Another question is if his supporters will translate the energy from the last six months into a long-term political organizing process. (Obi is in his early sixties, so he will still be youthful compared to the new president by then. The outgoing president, Muhammadu Buhari, is eighty. Tinubu’s real age is a mystery and the subject of much speculation in Nigeria — he puts his age at seventy years, though many Nigerians claim that he is at least ten years older.)
Tinubu will take over a country in deep social, economic, and security crisis — a country that is also the largest on the continent in terms of economy and population. What happens in Nigeria will ripple beyond its borders.
In the short term, there is a need to tackle an immediate cash and fuel shortage that halts the mobility of individuals and economic flows of the system. Inflation is at 21 percent and has led to a cost-of-living crisis, and the state is indebted. Tinubu wants to cut energy subsidies to ease state finances, but that may fuel the cost-of-living crisis and potentially spark popular protests (as subsidy cuts have done some many times before, most notably with Occupy Nigeria in 2012).
More systematic work needs to be done to get rid of corruption.
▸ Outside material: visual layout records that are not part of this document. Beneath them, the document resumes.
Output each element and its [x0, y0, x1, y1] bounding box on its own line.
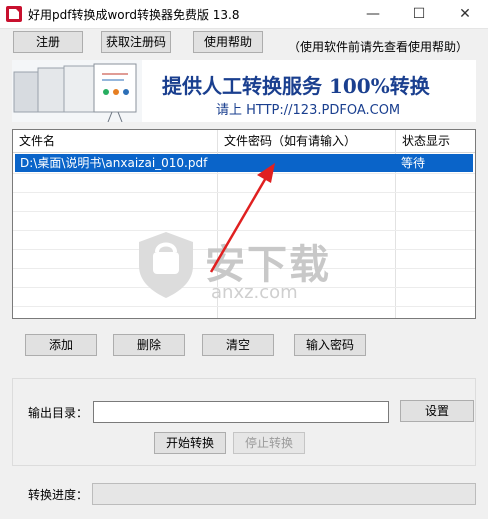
progress-label: 转换进度： [28, 488, 89, 502]
file-list-table[interactable]: 文件名 文件密码（如有请输入） 状态显示 D:\桌面\说明书\anxaizai_… [12, 129, 476, 319]
whiteboard-icon [12, 60, 142, 122]
banner-headline: 提供人工转换服务 100%转换 [162, 74, 430, 98]
close-icon[interactable]: ✕ [442, 0, 488, 28]
settings-button[interactable]: 设置 [400, 400, 474, 422]
register-button[interactable]: 注册 [13, 31, 83, 53]
start-convert-button[interactable]: 开始转换 [154, 432, 226, 454]
delete-file-button[interactable]: 删除 [113, 334, 185, 356]
clear-list-button[interactable]: 清空 [202, 334, 274, 356]
add-file-button[interactable]: 添加 [25, 334, 97, 356]
output-dir-input[interactable] [93, 401, 389, 423]
promo-banner[interactable]: 提供人工转换服务 100%转换 请上 HTTP://123.PDFOA.COM [12, 60, 476, 122]
maximize-icon[interactable]: ☐ [396, 0, 442, 28]
enter-password-button[interactable]: 输入密码 [294, 334, 366, 356]
conversion-progress-bar [92, 483, 476, 505]
help-button[interactable]: 使用帮助 [193, 31, 263, 53]
title-bar: 好用pdf转换成word转换器免费版 13.8 — ☐ ✕ [0, 0, 488, 29]
get-registration-code-button[interactable]: 获取注册码 [101, 31, 171, 53]
stop-convert-button[interactable]: 停止转换 [233, 432, 305, 454]
app-pdf-icon [6, 6, 22, 22]
help-note: （使用软件前请先查看使用帮助） [288, 40, 469, 54]
window-title: 好用pdf转换成word转换器免费版 13.8 [28, 8, 240, 22]
output-dir-label: 输出目录： [28, 406, 89, 420]
minimize-icon[interactable]: — [350, 0, 396, 28]
banner-url: 请上 HTTP://123.PDFOA.COM [216, 103, 401, 118]
annotation-arrow-icon [209, 163, 275, 273]
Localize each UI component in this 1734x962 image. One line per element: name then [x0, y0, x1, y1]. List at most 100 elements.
Tinubu has a mixed reputation in improving tax collection and reducing corruption in Lagos. His own record on this corruption and transparency about his business dealings doesn’t inspire Nigerians. We may again see a selective corruption hunt, where not all will be included and opposition members will be more exposed. Most Nigerians, tired of graft, agree that whatever ideology one has, corruption needs to go.
There is both a deep need and huge potential in reviving the economy. There is 33 percent unemployment (higher among youth) in a very resourceful country (in terms of natural and human resources). During the oil boom of 2000–2014, Nigeria saw growth and investments (not least in Tinubu’s Lagos). Nigeria has not been able to recover from the oil price fall in 2014 or capitalize on the current increased petroleum demands and prices. More needed is diversification, as the country is too dependent on a resource that will have reduced significance in the global economy, with an industry — riddled by corruption, criminality, and environmental spillages — that has fueled the deep inequalities in the country. It is worth noting that Nigeria is also badly hit by climate change, and has been ravaged by desertification in the north, rising sea levels, and multiple, devastating floods (leading to hundreds of deaths and over a million internally displaced in the Niger Delta). Tinubu has vowed not to adjust to climate change unless Western countries pay for it.
All these crises also relate to the security crisis, in which violence, insurgency, and criminality spread and feed on social crisis and deep distrust in the state, its actors, and its institutions.
Finally, readers may wonder whether the election can have any effect on Nigeria’s overall crisis. Most observers (whether Nigerians or those who care for the country and its people) believe that at this stage, any improvement is good. There is no short-term or quick fix. Also, Nigeria is a country of spectacular stories, where one may under-communicate the good stories and normal, informal everyday politics. Nigeria has been deemed to “fall off the cliff” many times before, but has always pulled itself away from the abyss at the last minute.